What is Radiation?
Radiation in its simplest terms can be defined as the transfer of energy in the form of waves or particles through space and matter. It is generally categorized into two forms – ionized, which is named due to its high kinetic energy and ability to ‘ionize’ atoms or molecules, and non-ionized, which of course is unable to ionize the matter it’s passing through. It’s this ionizing form in particular that can be harmful to humans, as the kinetic energy that this radiation possesses is strong enough to break the chemical bonds that comprise organic matter.
To understand how radiation becomes ionized in the first place matter needs to be looked at on a molecular level. An excess of energy or mass (or both) in an atom causes it to become unstable due to the nature of its structure. In its unstable form this excess energy has to be emitted for the atom to re-stabilize. It is therefore this emission of energy that is categorized as ionizing radiation.

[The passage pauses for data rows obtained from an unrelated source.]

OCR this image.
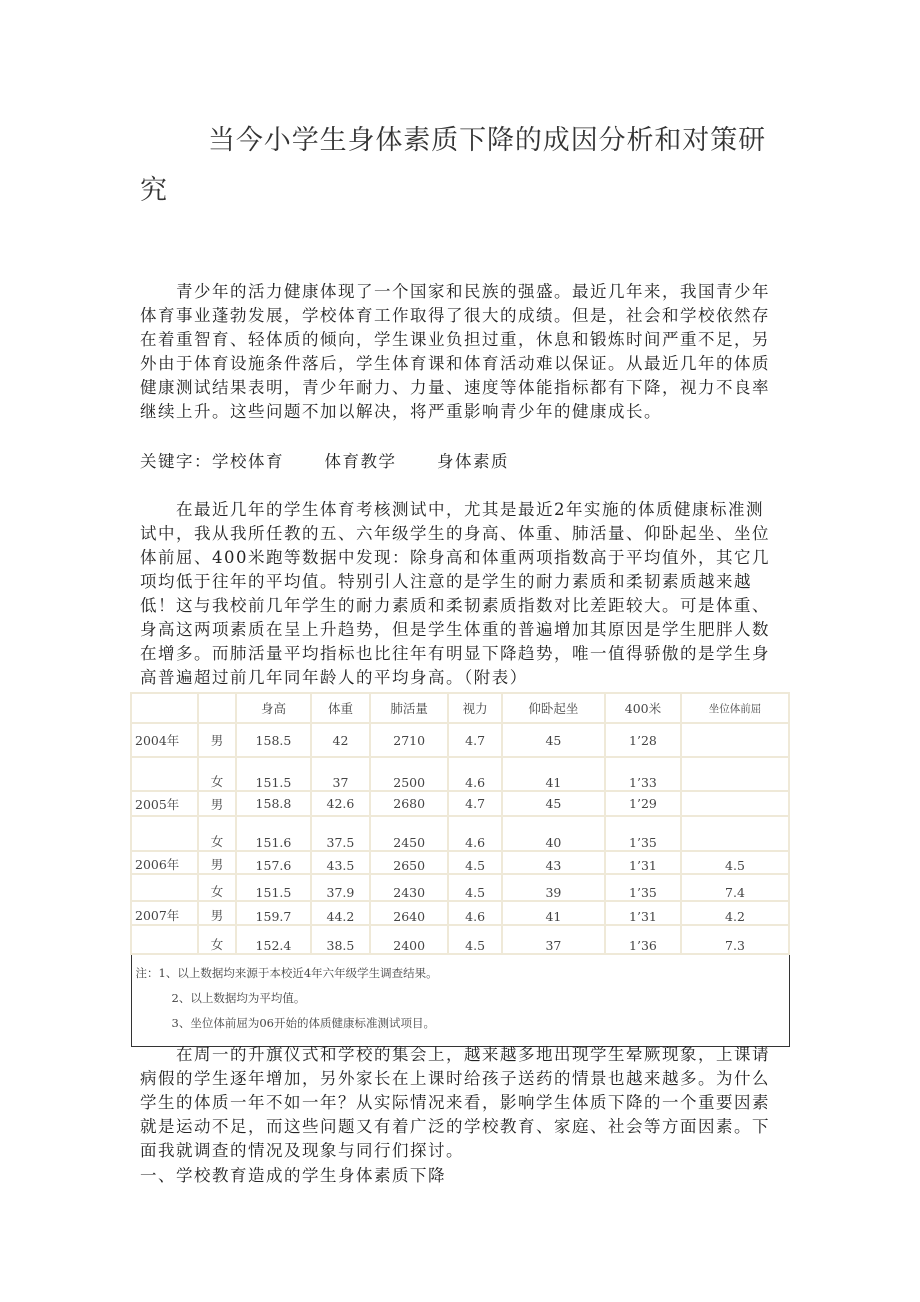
当今小学生身体素质下降的成因分析和对策研究
青少年的活力健康体现了一个国家和民族的强盛。最近几年来，我国青少年体育事业蓬勃发展，学校体育工作取得了很大的成绩。但是，社会和学校依然存在着重智育、轻体质的倾向，学生课业负担过重，休息和锻炼时间严重不足，另外由于体育设施条件落后，学生体育课和体育活动难以保证。从最近几年的体质健康测试结果表明，青少年耐力、力量、速度等体能指标都有下降，视力不良率继续上升。这些问题不加以解决，将严重影响青少年的健康成长。
关键字：学校体育 体育教学 身体素质
在最近几年的学生体育考核测试中，尤其是最近2年实施的体质健康标准测试中，我从我所任教的五、六年级学生的身高、体重、肺活量、仰卧起坐、坐位体前屈、400米跑等数据中发现：除身高和体重两项指数高于平均值外，其它几项均低于往年的平均值。特别引人注意的是学生的耐力素质和柔韧素质越来越低！这与我校前几年学生的耐力素质和柔韧素质指数对比差距较大。可是体重、身高这两项素质在呈上升趋势，但是学生体重的普遍增加其原因是学生肥胖人数在增多。而肺活量平均指标也比往年有明显下降趋势，唯一值得骄傲的是学生身高普遍超过前几年同年龄人的平均身高。（附表）
		身高	体重	肺活量	视力	仰卧起坐	400米	坐位体前屈
2004年	男	158.5	42	2710	4.7	45	1’28	
	女	151.5	37	2500	4.6	41	1’33	
2005年	男	158.8	42.6	2680	4.7	45	1’29	
	女	151.6	37.5	2450	4.6	40	1’35	
2006年	男	157.6	43.5	2650	4.5	43	1’31	4.5
	女	151.5	37.9	2430	4.5	39	1’35	7.4
2007年	男	159.7	44.2	2640	4.6	41	1’31	4.2
	女	152.4	38.5	2400	4.5	37	1’36	7.3

注：1、以上数据均来源于本校近4年六年级学生调查结果。
2、以上数据均为平均值。
3、坐位体前屈为06开始的体质健康标准测试项目。								
在周一的升旗仪式和学校的集会上，越来越多地出现学生晕厥现象，上课请病假的学生逐年增加，另外家长在上课时给孩子送药的情景也越来越多。为什么学生的体质一年不如一年？从实际情况来看，影响学生体质下降的一个重要因素就是运动不足，而这些问题又有着广泛的学校教育、家庭、社会等方面因素。下面我就调查的情况及现象与同行们探讨。
一、学校教育造成的学生身体素质下降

Common examples of ionized radiation are ultraviolet, gamma, alpha and beta waves. X-rays also produce ionized radiation in the form of electromagnetic waves. The absorption of these waves based on the differing densities of body matter is how X-rays are used to examine bones during an injury.
Huge disasters such as those witnessed at Chernobyl are a result of reactions which also produce ionized radiation. When these reactions escalate out of control, so much excess energy is produced that massive cooling processes are needed to reduce the heat. If these cooling processes fail, a meltdown is the result.
Ultraviolet radiation produced by the sun is another form of ionized radiation, however due to the nature of our ozone layer and atmosphere the vast majority of high-energy UV radiation is absorbed before reaching the ground.
Radiation in this form is generally too low-energy to ionize atoms, and as a result only has enough energy to affect the rotational, vibrational or electronic valence configuration of molecules and atoms. This form, however, is still able to produce some amount of ionization due to heat. While ionized radiation can cause ionization with single particles, large amounts of non-ionized radiation can become ionizing if enough heat is deposited. This phenomenon is known as thermal ionization.
Examples of non-ionized radiation can be found throughout many consumer products that aren’t particularly harmful when exposed to. Examples include microwaves, visible light, infrared and radio waves.
Harmful forms are also possible, especially in the case of Ultraviolet radiation which is non-ionized at low wavelengths. While Ultraviolet can provide health benefits in the form of Vitamin D, negative side-effects such as DNA damage, cancer, and damage to collagen are possible during prolonged exposure.
As seen above, humans are exposed to many forms of radiation on a daily basis. Whether it’s background radiation from sources such as the sun, or consumer products like a microwave, radiation is unavoidable and mostly harmless. Only when the radiation has enough kinetic energy to break chemical bonds and is ionized do significant harmful effects occur.